ReposiTrak Inc., a compliance and quality management, supply chain and out-of-stock solutions and sourcing software provider, has expanded its compliance solutions suite with automated Certificate of Analysis (COA) functionality that collects, tracks and validates COAs for seamless accessibility to reports and internal tracking records. The Salt Lake City-based company said that COAs are documents issued by quality assurance teams to confirm that finished product batches meet established specifications, as well as those of key regulatory authorities. “Automating COAs adds tremendous value to compliance teams by freeing up their valuable time to concentrate on more pressing priorities required of their roles,” said Randy Fields, chairman and CEO of ReposiTrak. “We are proud to say that the most widely used quality and compliance management system in the world has even more automation for COAs.”
Transit Scientific, a development-stage medical device company based in Park City, has received CE Mark approval in the European Union for its non-tapered metal alloy XO CrossÒ microcatheter platform. CE marking is an administrative marking that indicates conformity with health, safety and environmental protection standards for products sold within the European Economic Area.
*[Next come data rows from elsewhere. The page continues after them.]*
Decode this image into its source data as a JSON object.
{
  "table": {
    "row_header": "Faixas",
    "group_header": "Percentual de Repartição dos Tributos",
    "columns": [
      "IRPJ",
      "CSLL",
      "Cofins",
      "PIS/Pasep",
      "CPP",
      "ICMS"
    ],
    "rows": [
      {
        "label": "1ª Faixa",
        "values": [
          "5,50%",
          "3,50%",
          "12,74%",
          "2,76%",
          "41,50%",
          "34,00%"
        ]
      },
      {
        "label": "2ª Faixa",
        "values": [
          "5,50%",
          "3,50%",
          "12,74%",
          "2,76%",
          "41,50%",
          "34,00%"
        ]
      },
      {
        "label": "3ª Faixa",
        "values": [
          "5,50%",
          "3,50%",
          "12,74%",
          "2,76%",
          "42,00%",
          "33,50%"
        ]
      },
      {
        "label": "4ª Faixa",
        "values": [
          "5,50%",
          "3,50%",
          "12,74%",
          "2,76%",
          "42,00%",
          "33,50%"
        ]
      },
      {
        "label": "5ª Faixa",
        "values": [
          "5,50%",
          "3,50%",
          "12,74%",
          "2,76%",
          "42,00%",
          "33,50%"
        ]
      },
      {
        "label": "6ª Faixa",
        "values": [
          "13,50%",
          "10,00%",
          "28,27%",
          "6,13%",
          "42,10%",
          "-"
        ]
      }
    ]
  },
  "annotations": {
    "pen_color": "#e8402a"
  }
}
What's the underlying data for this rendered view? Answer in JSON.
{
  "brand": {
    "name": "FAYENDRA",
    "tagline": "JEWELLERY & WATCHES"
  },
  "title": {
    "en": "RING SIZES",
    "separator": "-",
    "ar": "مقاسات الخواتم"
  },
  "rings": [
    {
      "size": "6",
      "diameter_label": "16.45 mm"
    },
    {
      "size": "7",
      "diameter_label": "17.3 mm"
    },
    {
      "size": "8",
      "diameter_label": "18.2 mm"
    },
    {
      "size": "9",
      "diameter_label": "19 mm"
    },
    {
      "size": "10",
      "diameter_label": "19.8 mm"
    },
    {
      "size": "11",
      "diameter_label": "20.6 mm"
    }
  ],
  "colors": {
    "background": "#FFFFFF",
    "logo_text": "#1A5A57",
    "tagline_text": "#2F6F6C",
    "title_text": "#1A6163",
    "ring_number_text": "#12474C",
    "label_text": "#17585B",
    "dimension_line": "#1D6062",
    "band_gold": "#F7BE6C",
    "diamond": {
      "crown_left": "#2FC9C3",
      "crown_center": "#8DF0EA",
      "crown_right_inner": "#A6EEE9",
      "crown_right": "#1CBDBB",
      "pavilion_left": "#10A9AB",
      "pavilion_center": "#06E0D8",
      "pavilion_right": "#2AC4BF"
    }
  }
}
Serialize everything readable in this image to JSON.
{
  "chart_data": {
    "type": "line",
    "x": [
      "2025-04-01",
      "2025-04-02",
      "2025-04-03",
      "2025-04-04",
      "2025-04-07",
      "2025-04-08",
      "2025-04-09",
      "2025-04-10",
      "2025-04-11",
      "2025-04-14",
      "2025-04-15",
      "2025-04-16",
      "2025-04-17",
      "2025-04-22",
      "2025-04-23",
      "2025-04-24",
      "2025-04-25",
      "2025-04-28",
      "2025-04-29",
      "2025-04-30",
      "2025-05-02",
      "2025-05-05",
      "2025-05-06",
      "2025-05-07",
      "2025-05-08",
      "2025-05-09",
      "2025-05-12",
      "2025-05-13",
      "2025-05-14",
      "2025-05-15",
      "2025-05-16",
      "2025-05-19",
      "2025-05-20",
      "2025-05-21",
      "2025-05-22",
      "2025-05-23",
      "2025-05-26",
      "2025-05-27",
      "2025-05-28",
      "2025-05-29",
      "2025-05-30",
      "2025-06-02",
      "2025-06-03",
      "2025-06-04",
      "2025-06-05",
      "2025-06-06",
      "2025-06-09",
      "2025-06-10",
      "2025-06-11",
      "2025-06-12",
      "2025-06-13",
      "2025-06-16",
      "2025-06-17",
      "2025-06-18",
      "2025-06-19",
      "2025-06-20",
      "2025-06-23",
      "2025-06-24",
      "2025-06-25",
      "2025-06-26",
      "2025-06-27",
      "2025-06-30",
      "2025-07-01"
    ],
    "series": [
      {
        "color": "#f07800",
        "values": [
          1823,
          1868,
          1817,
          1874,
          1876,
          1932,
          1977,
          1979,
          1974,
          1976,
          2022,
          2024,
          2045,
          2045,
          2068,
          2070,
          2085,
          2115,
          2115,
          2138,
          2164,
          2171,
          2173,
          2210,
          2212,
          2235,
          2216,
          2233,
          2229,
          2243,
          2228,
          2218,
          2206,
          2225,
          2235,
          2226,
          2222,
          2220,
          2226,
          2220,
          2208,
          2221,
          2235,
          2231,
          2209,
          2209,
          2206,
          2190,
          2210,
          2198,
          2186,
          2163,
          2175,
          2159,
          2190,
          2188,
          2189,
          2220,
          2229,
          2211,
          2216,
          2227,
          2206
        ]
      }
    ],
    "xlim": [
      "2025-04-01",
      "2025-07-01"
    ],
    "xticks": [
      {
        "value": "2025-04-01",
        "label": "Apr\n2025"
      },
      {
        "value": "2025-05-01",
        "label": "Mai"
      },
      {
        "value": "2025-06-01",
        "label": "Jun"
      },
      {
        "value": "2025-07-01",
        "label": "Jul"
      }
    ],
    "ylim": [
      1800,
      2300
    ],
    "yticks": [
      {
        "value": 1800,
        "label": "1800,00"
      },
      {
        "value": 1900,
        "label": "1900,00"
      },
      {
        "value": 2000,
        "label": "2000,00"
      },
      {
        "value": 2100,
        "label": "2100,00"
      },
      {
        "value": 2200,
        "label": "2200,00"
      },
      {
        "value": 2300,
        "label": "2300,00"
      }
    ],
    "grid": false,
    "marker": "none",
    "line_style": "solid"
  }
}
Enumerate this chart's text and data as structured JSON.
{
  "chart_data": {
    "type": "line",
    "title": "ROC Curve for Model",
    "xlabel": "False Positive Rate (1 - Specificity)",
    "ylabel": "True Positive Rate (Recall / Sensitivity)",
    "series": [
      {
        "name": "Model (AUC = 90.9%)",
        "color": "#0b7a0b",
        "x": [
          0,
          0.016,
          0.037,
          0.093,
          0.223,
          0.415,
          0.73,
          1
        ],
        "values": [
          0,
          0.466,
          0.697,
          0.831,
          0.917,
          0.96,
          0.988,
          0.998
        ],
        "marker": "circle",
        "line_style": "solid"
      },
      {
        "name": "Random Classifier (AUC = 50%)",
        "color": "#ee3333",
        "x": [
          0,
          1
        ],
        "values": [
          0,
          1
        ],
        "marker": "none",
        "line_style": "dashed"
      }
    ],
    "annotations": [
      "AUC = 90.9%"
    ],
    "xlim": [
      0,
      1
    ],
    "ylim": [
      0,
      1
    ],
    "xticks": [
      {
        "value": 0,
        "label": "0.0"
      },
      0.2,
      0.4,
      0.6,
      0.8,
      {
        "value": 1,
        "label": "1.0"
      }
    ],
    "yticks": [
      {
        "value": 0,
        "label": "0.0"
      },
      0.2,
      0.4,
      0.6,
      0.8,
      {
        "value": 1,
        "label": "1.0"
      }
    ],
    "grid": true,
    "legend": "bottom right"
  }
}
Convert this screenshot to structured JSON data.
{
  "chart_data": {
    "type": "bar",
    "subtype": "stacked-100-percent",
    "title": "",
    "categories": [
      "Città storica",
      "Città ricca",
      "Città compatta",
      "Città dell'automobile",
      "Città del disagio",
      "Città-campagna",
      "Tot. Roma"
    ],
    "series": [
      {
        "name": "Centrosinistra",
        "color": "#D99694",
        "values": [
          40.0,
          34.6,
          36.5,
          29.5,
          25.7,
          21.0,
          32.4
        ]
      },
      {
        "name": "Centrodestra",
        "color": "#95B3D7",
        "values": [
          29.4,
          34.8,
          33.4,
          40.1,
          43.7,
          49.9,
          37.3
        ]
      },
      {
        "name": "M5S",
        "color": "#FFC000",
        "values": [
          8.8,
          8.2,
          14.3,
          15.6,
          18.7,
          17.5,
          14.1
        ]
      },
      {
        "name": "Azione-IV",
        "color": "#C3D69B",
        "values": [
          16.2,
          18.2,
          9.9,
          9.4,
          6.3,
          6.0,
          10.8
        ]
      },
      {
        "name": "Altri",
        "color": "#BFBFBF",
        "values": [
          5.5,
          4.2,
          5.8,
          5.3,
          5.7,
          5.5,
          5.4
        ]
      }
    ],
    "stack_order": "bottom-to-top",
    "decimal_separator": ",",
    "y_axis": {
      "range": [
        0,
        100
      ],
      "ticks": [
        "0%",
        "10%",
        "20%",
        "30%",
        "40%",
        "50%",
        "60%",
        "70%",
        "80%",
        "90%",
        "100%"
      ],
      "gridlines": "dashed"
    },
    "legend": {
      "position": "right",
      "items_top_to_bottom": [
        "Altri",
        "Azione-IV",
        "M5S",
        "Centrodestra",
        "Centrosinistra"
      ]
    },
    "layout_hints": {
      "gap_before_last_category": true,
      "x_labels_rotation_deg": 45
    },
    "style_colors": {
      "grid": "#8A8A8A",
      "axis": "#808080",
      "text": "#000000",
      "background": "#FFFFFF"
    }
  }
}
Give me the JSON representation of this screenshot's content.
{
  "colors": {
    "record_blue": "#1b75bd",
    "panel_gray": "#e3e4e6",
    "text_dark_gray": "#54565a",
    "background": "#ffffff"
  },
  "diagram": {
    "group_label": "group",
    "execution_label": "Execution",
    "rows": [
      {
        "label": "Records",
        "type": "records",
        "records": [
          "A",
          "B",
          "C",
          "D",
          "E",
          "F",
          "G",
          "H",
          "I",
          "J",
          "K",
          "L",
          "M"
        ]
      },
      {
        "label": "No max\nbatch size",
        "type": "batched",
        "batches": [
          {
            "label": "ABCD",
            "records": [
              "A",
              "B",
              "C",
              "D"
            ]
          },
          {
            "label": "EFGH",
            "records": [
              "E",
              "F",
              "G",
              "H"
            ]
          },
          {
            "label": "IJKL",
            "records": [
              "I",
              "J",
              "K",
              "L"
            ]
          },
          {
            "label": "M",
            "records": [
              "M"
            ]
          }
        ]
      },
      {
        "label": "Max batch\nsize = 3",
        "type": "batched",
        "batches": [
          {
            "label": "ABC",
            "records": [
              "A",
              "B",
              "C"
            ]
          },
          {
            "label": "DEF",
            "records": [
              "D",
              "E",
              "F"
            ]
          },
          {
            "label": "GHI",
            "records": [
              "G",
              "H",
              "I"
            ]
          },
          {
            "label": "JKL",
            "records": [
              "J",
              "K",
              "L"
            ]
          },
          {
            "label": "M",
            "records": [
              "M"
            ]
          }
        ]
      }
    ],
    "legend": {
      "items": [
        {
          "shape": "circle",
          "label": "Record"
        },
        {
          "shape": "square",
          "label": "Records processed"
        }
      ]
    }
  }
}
Microcatheters are commonly used to provide guidewire support, facilitate guidewire exchanges, access distal anatomy, cross lesions, deliver therapeutic embolics and inject contrast media during complex endovascular procedures. “This CE Mark clearance expands our ability to deliver new technologies designed to improve patient care in the European market,” said Greg Method, president of Transit Scientific. “We’ve been thrilled with the results we achieved thus far with our early U.S. users and believe XO Cross represents the future of micro and support catheter design.”